MERESPONS ZIBA DAN SIMEI

BACAAN ALKITAB : 2 Samuel 16:1-14
PERENUNGANKU
Setiap politisi pasti memahami bahwa dalam politik tidak ada kawan ataupun lawan yang abadi. Yang ada hanyalah kepentingan yang abadi. Dasar pilihan bagi seseorang untuk bersekutu atau menjadi lawan hanya satu, yaitu keuntungan diri sendiri. Hal ini tampak dari perilaku Ziba hamba Mefiboset dan Simei bin Gera seorang dari kaum keluarga Saul dalam merespons kejatuhan Raja Daud yang sedang melarikan diri dari kejaran Absalom.

Dalam pelariannya, Raja Daud berjumpa dengan Ziba yang sengaja menemuinya dengan membawa persediaan makanan. Ziba berupaya menjilat Raja Daud dengan memaparkan berita bohong yang menyudutkan Mefiboset. Di kemudian hari, kebohongannya terkonfirmasi (pasal 19). Bak gayung bersambut, Ziba merasa bahwa Raja Daud memercayainya, bahkan secara sembrono langsung mewariskan segala kepunyaan Mefiboset kepadanya. Sekalipun Raja Daud telah bertindak gegabah, selanjutnya Raja Daud mencurigai bahwa Ziba adalah seorang oportunis yang berani berbohong demi keuntungan diri sendiri. Hal ini terlihat dalam 19:25, saat Raja Daud berusaha mengonfirmasi cerita Ziba kepada Mefiboset, bukan sekadar memercayai perkataan Ziba secara mentah-mentah.

Berbeda degan Ziba, Simei justru mengutuki Raja Daud. Jika sebelumnya dia bungkam, kejatuhan Raja Daud dari takhtanya membuka kesempatan baginya untuk mengutuki Daud dengan berbagai hinaan dan lemparan batu. Daud sendiri tidak merespons secara berlebihan, namun ia percaya bahwa seandainya kutuk yang diucapkan Simei itu benar, berarti Tuhan memang ingin menghukumnya. Akan tetapi, jika tidak, tentu Tuhan akan memperhatikan kesengsaraannya dan membalas yang baik ganti kutuk yang ia terima (16:12).
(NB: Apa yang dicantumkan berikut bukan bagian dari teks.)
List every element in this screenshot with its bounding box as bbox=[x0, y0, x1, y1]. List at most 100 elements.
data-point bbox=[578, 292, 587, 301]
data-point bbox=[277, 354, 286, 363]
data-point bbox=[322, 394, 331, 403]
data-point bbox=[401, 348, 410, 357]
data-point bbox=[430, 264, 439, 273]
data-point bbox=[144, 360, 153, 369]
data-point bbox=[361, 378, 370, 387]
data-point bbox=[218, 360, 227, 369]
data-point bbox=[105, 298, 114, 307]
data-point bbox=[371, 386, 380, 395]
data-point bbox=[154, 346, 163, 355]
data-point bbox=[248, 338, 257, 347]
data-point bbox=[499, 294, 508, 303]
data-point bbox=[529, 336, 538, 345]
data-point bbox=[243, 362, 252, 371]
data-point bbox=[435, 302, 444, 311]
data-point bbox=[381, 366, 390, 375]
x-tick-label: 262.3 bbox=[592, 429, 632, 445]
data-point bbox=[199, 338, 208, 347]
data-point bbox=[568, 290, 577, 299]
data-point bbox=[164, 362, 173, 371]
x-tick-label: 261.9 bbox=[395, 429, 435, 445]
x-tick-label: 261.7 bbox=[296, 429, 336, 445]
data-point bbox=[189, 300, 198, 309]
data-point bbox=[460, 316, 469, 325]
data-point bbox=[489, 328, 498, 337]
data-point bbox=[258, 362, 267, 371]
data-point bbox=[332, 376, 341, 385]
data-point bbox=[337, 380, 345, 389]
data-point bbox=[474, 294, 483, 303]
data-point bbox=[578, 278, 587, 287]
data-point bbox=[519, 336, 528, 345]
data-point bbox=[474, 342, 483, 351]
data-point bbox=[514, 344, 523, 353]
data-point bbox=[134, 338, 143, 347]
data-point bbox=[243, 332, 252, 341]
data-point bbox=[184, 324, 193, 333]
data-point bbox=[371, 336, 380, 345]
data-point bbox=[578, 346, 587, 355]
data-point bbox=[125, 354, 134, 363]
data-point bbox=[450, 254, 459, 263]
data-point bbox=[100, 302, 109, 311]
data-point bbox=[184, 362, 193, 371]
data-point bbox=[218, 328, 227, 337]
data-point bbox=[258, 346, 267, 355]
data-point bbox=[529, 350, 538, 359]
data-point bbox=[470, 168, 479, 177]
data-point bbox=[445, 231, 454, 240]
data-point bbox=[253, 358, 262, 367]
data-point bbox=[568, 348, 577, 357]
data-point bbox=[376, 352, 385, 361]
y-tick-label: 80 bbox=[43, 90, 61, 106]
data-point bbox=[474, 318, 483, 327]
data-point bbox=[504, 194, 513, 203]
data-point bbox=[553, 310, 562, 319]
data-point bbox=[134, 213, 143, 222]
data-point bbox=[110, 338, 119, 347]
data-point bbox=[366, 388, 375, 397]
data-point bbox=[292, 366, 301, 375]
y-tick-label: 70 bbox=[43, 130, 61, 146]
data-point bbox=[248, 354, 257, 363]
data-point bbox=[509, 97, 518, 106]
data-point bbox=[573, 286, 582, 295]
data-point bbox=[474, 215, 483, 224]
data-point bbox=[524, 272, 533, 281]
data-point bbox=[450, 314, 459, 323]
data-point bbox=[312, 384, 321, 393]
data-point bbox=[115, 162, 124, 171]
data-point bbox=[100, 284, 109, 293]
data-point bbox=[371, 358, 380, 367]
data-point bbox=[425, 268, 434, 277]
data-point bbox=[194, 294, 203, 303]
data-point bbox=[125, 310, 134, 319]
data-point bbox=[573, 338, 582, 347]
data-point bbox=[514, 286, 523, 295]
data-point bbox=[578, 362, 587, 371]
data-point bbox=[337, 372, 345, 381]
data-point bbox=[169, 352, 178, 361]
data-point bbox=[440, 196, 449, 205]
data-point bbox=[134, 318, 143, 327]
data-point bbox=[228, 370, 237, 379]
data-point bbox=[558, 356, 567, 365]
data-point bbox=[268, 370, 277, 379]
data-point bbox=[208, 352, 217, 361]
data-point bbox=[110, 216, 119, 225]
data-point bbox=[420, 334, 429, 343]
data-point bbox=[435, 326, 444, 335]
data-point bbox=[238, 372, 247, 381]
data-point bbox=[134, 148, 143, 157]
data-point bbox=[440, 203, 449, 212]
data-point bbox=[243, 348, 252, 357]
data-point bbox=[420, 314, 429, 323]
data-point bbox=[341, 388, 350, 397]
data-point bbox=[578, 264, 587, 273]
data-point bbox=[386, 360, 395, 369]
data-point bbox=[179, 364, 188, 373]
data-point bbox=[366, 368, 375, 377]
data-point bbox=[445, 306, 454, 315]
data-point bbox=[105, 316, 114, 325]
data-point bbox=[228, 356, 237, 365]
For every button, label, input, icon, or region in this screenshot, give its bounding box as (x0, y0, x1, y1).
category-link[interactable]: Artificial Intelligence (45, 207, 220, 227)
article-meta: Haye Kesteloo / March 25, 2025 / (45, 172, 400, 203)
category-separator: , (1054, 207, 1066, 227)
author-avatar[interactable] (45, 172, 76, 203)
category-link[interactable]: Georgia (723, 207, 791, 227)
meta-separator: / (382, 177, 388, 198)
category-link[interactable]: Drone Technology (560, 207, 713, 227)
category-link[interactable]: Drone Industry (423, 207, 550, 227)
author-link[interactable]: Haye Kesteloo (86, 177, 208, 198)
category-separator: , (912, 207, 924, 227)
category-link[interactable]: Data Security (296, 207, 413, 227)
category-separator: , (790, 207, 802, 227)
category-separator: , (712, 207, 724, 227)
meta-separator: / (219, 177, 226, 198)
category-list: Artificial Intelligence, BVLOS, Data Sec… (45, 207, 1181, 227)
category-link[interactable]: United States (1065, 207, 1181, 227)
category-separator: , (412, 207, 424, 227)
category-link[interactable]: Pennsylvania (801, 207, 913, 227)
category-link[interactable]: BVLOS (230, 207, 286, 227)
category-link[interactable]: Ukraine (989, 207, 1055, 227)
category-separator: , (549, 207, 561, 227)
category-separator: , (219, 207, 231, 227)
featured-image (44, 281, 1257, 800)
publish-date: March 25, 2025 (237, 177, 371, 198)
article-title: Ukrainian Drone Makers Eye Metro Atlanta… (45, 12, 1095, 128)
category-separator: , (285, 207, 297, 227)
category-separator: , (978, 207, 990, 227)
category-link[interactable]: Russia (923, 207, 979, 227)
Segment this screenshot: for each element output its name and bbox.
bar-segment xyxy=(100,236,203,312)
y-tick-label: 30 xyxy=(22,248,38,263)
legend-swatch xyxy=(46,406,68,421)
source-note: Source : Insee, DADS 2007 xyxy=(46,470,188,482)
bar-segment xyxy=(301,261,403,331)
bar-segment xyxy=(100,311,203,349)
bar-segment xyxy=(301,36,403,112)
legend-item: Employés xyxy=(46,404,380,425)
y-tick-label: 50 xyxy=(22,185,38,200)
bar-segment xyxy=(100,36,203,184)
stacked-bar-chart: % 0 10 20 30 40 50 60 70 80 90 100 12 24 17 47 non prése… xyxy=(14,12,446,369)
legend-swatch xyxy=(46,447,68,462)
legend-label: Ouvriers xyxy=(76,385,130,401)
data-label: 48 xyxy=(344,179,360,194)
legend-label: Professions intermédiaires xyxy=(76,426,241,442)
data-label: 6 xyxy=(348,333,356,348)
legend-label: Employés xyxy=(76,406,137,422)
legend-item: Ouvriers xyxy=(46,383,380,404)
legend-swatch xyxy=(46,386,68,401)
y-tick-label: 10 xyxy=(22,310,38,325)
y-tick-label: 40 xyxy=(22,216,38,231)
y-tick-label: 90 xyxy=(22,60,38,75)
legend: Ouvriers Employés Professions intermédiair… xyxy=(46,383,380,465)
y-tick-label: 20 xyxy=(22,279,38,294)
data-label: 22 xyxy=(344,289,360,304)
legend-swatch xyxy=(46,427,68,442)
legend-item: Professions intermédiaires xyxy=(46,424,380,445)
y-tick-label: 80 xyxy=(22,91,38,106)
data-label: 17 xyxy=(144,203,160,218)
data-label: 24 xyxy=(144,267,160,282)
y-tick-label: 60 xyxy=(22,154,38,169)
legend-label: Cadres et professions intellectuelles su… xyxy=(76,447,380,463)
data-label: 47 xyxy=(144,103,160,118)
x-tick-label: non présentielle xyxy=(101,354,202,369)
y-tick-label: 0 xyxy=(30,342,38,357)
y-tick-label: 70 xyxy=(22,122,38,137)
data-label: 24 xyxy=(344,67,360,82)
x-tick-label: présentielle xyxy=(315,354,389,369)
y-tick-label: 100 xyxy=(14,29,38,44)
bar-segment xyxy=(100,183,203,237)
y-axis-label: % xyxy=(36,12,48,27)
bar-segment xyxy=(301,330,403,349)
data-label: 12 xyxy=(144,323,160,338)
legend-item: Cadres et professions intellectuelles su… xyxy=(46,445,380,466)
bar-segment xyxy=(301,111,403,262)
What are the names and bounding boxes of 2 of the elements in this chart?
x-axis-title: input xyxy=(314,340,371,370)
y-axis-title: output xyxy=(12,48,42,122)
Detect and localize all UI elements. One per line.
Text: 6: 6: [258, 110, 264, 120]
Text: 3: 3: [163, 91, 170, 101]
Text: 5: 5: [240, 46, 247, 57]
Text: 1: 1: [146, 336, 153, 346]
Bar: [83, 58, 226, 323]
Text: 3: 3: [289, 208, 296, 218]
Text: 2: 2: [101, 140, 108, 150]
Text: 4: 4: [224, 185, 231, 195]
Dua respons yang berbeda dari orang-orang yang berinteraksi dengan Raja Daud ini mengingatkan kita bahwa ada banyak orang yang mungkin memanfaatkan suatu relasi untuk maksud-maksud yang tidak tulus. Kita juga tidak bisa mengharapkan bahwa semua orang yang berelasi dengan kita memiliki niat baik. Kita tidak mungkin bisa menyenangkan semua orang. Yang paling penting, kita harus selalu berusaha menyenangkan hati Tuhan dengan tetap hidup dalam prinsip-prinsip kebenaran dan kasih. [FI]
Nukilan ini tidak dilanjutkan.